Very few military historians agree with McCain's bitter analysis, which suggests that a ground invasion and an even more destructive bombing campaign, with an unimaginable cost in human life, would have achieved an American victory. But perhaps because he is obsessed by the humiliation of defeat -- which fell directly on his father, Adm. John S. McCain Jr., who served as the commander in chief of Pacific forces during the Vietnam conflict -- the former prisoner of war seemingly can formulate neither a rational assessment of that war's enormous costs nor of its flawed premises and purposes.
It's an argument for victory that, whilst immoral in it's dismissal of the sheer cost in human life of continuing the Vietnam war, it also presupposes that the Vietnam war was a noble war that was worth fighting in the first place. In much the same way as McCain makes that erroneous assumption about the Iraq war.
In the case of Vietnam we were told that the collapse of south Vietnam would lead to "a domino effect" across the region with country's falling to Communist rule. In the end, the south fell... and nothing happened. No domino effect took place.
McCain has famously said that the US should only go to war where her vital interests are at stake, and cites this as one of the lessons learned from Vietnam.
But, just as the Gulf of Tolkin incident was manufactured, the Iraqi WMD - which were supposedly the reason why Saddam had to be invaded - have also turned out to be entirely bogus, and yet neither seems to effect McCain's view of either conflict.

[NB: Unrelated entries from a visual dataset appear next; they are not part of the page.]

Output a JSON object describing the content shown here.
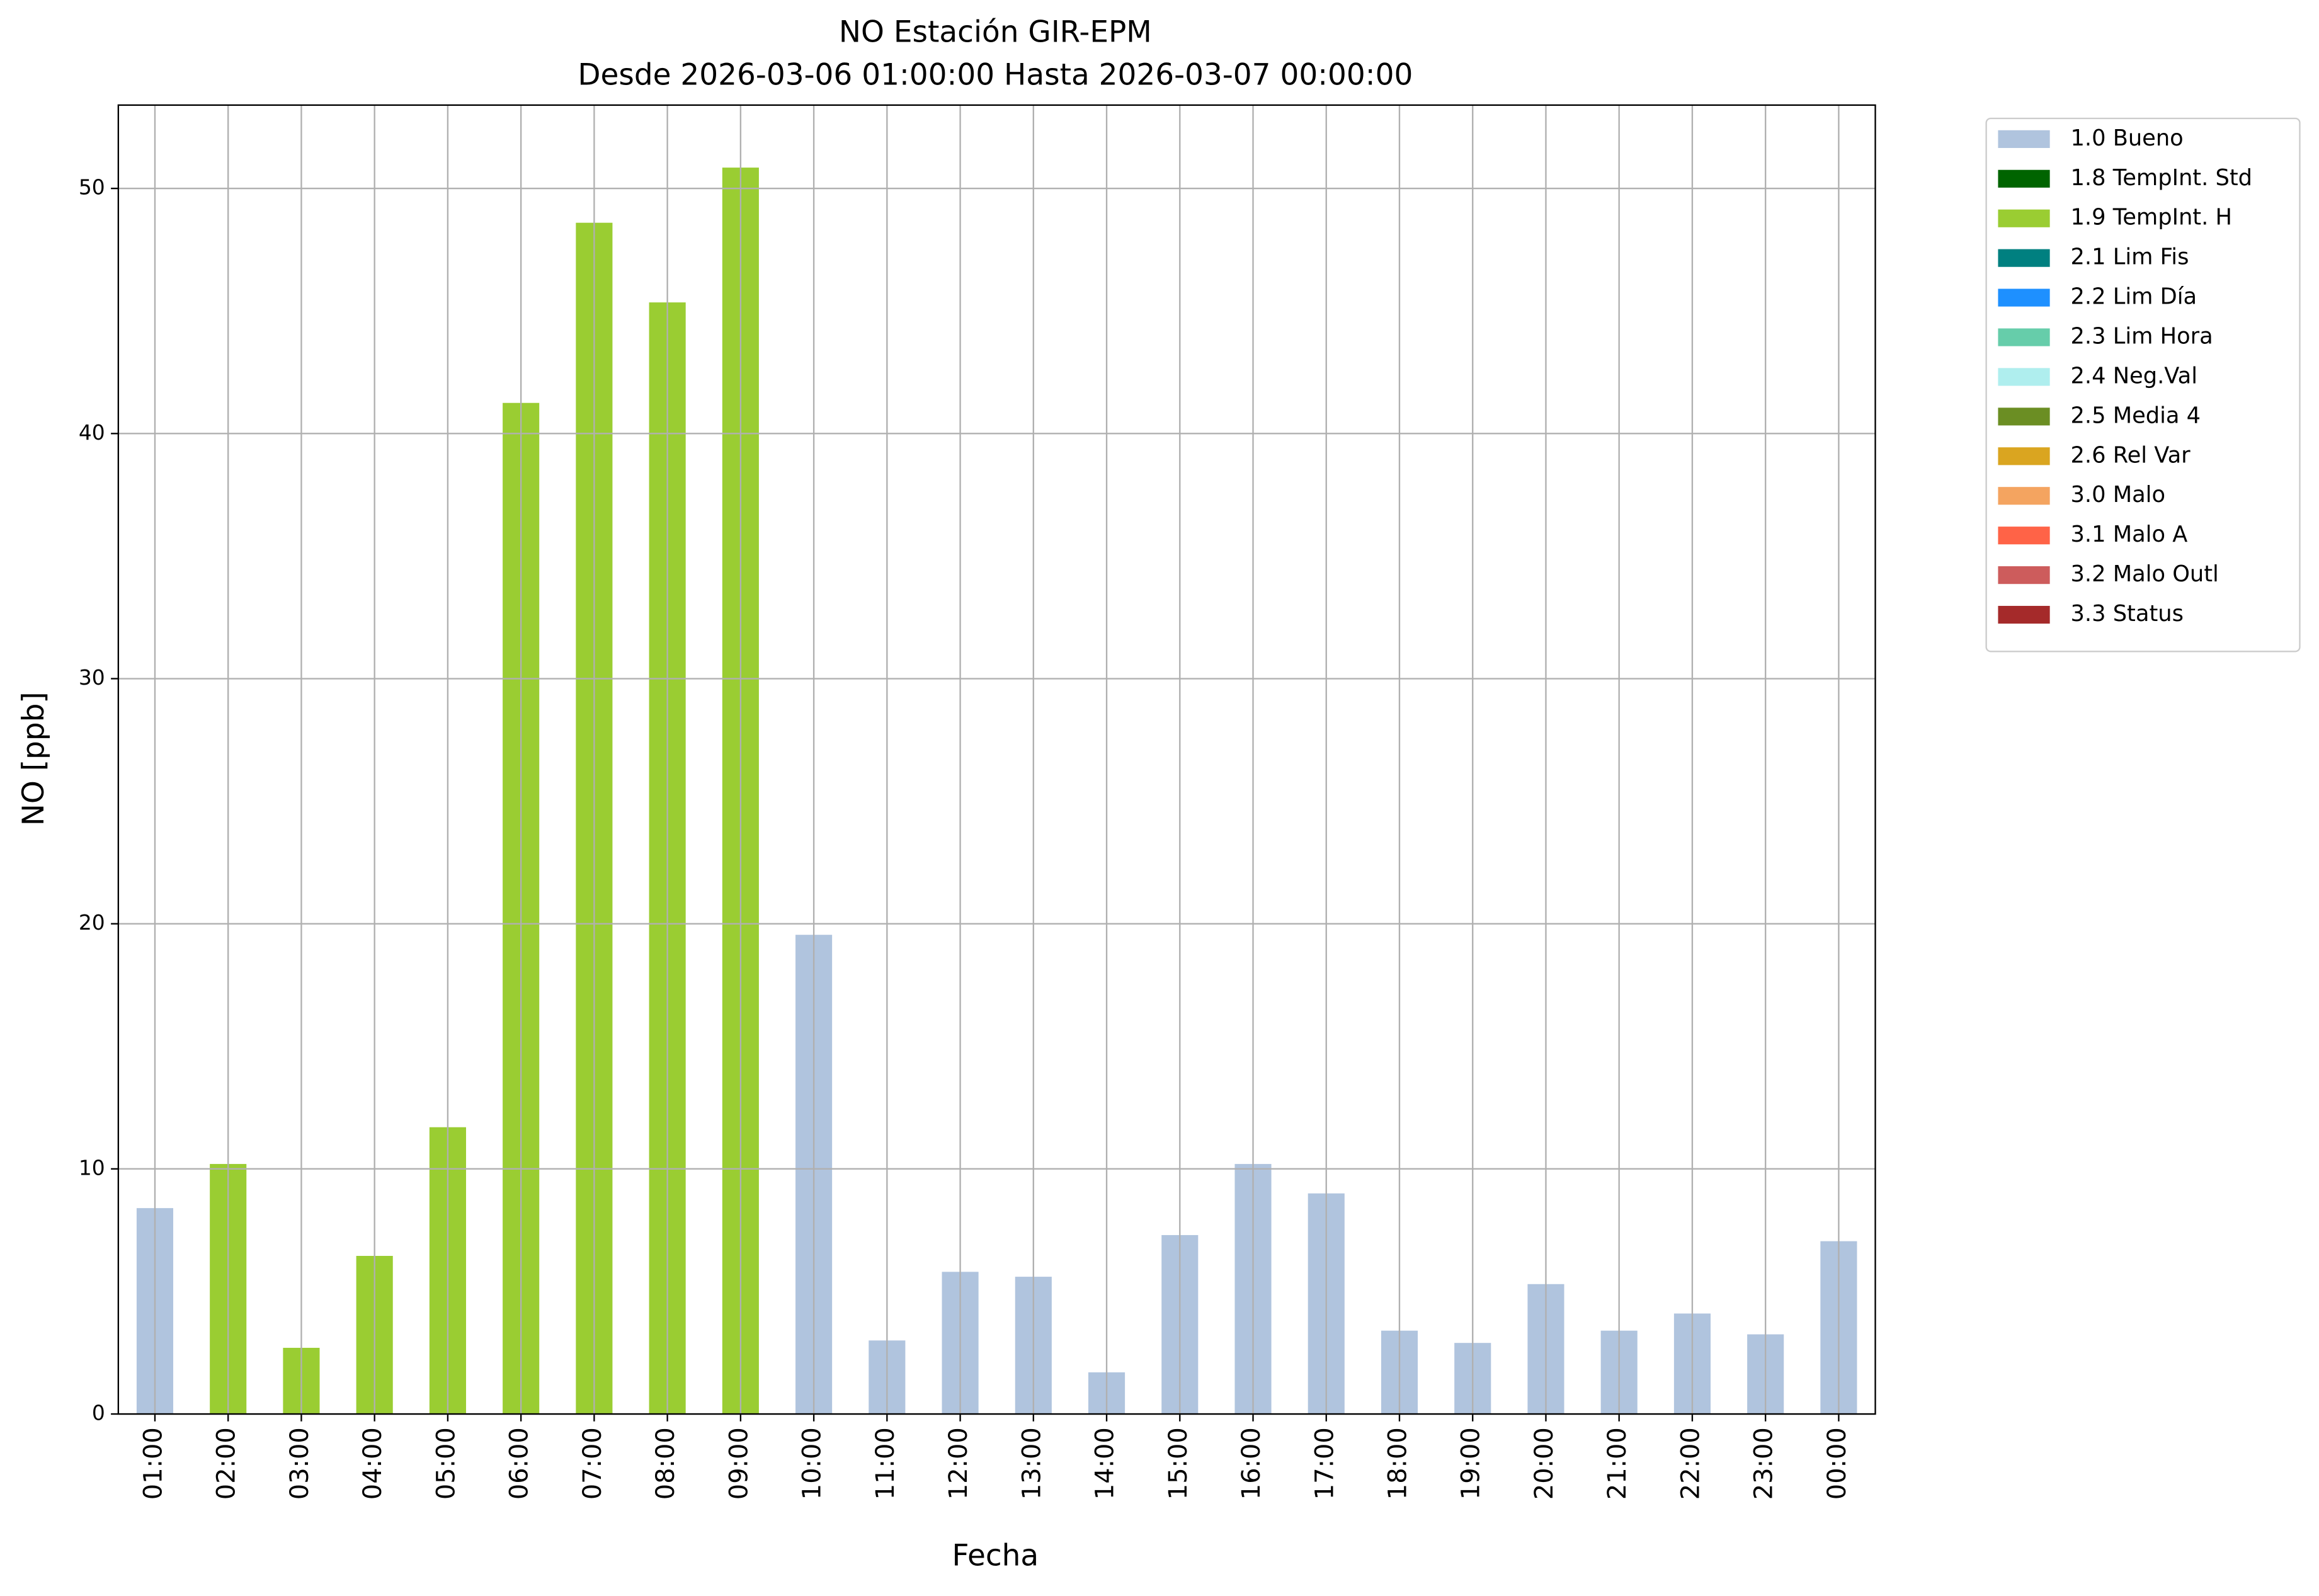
{
  "chart_data": {
    "type": "bar",
    "stacked": true,
    "title": "NO Estación GIR-EPM",
    "subtitle": "Desde 2026-03-06 01:00:00 Hasta 2026-03-07 00:00:00",
    "x_label": "Fecha",
    "y_label": "NO [ppb]",
    "categories": [
      "01:00",
      "02:00",
      "03:00",
      "04:00",
      "05:00",
      "06:00",
      "07:00",
      "08:00",
      "09:00",
      "10:00",
      "11:00",
      "12:00",
      "13:00",
      "14:00",
      "15:00",
      "16:00",
      "17:00",
      "18:00",
      "19:00",
      "20:00",
      "21:00",
      "22:00",
      "23:00",
      "00:00"
    ],
    "series": [
      {
        "name": "1.0 Bueno",
        "color": "#b0c4de",
        "values": [
          8.4,
          null,
          null,
          null,
          null,
          null,
          null,
          null,
          null,
          19.55,
          3.0,
          5.8,
          5.6,
          1.7,
          7.3,
          10.2,
          9.0,
          3.4,
          2.9,
          5.3,
          3.4,
          4.1,
          3.25,
          7.05
        ]
      },
      {
        "name": "1.8 TempInt. Std",
        "color": "#006400",
        "values": [
          null,
          null,
          null,
          null,
          null,
          null,
          null,
          null,
          null,
          null,
          null,
          null,
          null,
          null,
          null,
          null,
          null,
          null,
          null,
          null,
          null,
          null,
          null,
          null
        ]
      },
      {
        "name": "1.9 TempInt. H",
        "color": "#9acd32",
        "values": [
          null,
          10.2,
          2.7,
          6.45,
          11.7,
          41.25,
          48.6,
          45.35,
          50.85,
          null,
          null,
          null,
          null,
          null,
          null,
          null,
          null,
          null,
          null,
          null,
          null,
          null,
          null,
          null
        ]
      },
      {
        "name": "2.1 Lim Fis",
        "color": "#008080",
        "values": [
          null,
          null,
          null,
          null,
          null,
          null,
          null,
          null,
          null,
          null,
          null,
          null,
          null,
          null,
          null,
          null,
          null,
          null,
          null,
          null,
          null,
          null,
          null,
          null
        ]
      },
      {
        "name": "2.2 Lim Día",
        "color": "#1e90ff",
        "values": [
          null,
          null,
          null,
          null,
          null,
          null,
          null,
          null,
          null,
          null,
          null,
          null,
          null,
          null,
          null,
          null,
          null,
          null,
          null,
          null,
          null,
          null,
          null,
          null
        ]
      },
      {
        "name": "2.3 Lim Hora",
        "color": "#66cdaa",
        "values": [
          null,
          null,
          null,
          null,
          null,
          null,
          null,
          null,
          null,
          null,
          null,
          null,
          null,
          null,
          null,
          null,
          null,
          null,
          null,
          null,
          null,
          null,
          null,
          null
        ]
      },
      {
        "name": "2.4 Neg.Val",
        "color": "#afeeee",
        "values": [
          null,
          null,
          null,
          null,
          null,
          null,
          null,
          null,
          null,
          null,
          null,
          null,
          null,
          null,
          null,
          null,
          null,
          null,
          null,
          null,
          null,
          null,
          null,
          null
        ]
      },
      {
        "name": "2.5 Media 4",
        "color": "#6b8e23",
        "values": [
          null,
          null,
          null,
          null,
          null,
          null,
          null,
          null,
          null,
          null,
          null,
          null,
          null,
          null,
          null,
          null,
          null,
          null,
          null,
          null,
          null,
          null,
          null,
          null
        ]
      },
      {
        "name": "2.6 Rel Var",
        "color": "#daa520",
        "values": [
          null,
          null,
          null,
          null,
          null,
          null,
          null,
          null,
          null,
          null,
          null,
          null,
          null,
          null,
          null,
          null,
          null,
          null,
          null,
          null,
          null,
          null,
          null,
          null
        ]
      },
      {
        "name": "3.0 Malo",
        "color": "#f4a460",
        "values": [
          null,
          null,
          null,
          null,
          null,
          null,
          null,
          null,
          null,
          null,
          null,
          null,
          null,
          null,
          null,
          null,
          null,
          null,
          null,
          null,
          null,
          null,
          null,
          null
        ]
      },
      {
        "name": "3.1 Malo A",
        "color": "#ff6347",
        "values": [
          null,
          null,
          null,
          null,
          null,
          null,
          null,
          null,
          null,
          null,
          null,
          null,
          null,
          null,
          null,
          null,
          null,
          null,
          null,
          null,
          null,
          null,
          null,
          null
        ]
      },
      {
        "name": "3.2 Malo Outl",
        "color": "#cd5c5c",
        "values": [
          null,
          null,
          null,
          null,
          null,
          null,
          null,
          null,
          null,
          null,
          null,
          null,
          null,
          null,
          null,
          null,
          null,
          null,
          null,
          null,
          null,
          null,
          null,
          null
        ]
      },
      {
        "name": "3.3 Status",
        "color": "#a52a2a",
        "values": [
          null,
          null,
          null,
          null,
          null,
          null,
          null,
          null,
          null,
          null,
          null,
          null,
          null,
          null,
          null,
          null,
          null,
          null,
          null,
          null,
          null,
          null,
          null,
          null
        ]
      }
    ],
    "ylim": [
      0,
      53.4
    ],
    "yticks": [
      0,
      10,
      20,
      30,
      40,
      50
    ],
    "grid": true,
    "legend": "outside upper right"
  }
}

He appears to think that war is noble for the simple reason that America is involved in it and that American victory matters more than any price in human life that such a victory might cost.
That's what he argued about Vietnam and that is what he continues to argue about Iraq.
But underneath it all, there is something that he hasn't learned. Some wars are simply bad wars.
WWI and WWII were noble wars fought for a good cause. Vietnam was not and neither was Iraq. McCain is simply unable to make that distinction. Which is why, at this moment in American history, he simply lacks the vision which America needs to correct a historic mistake.
His lesson from Vietnam is that the US should have stayed longer and lost more American and Vietnamese lives. He now wants to apply that crackpot theory to Iraq.
He was wrong then and he is wrong now. Hopefully, most Americans will realise this and prevent him from getting anywhere near the White House.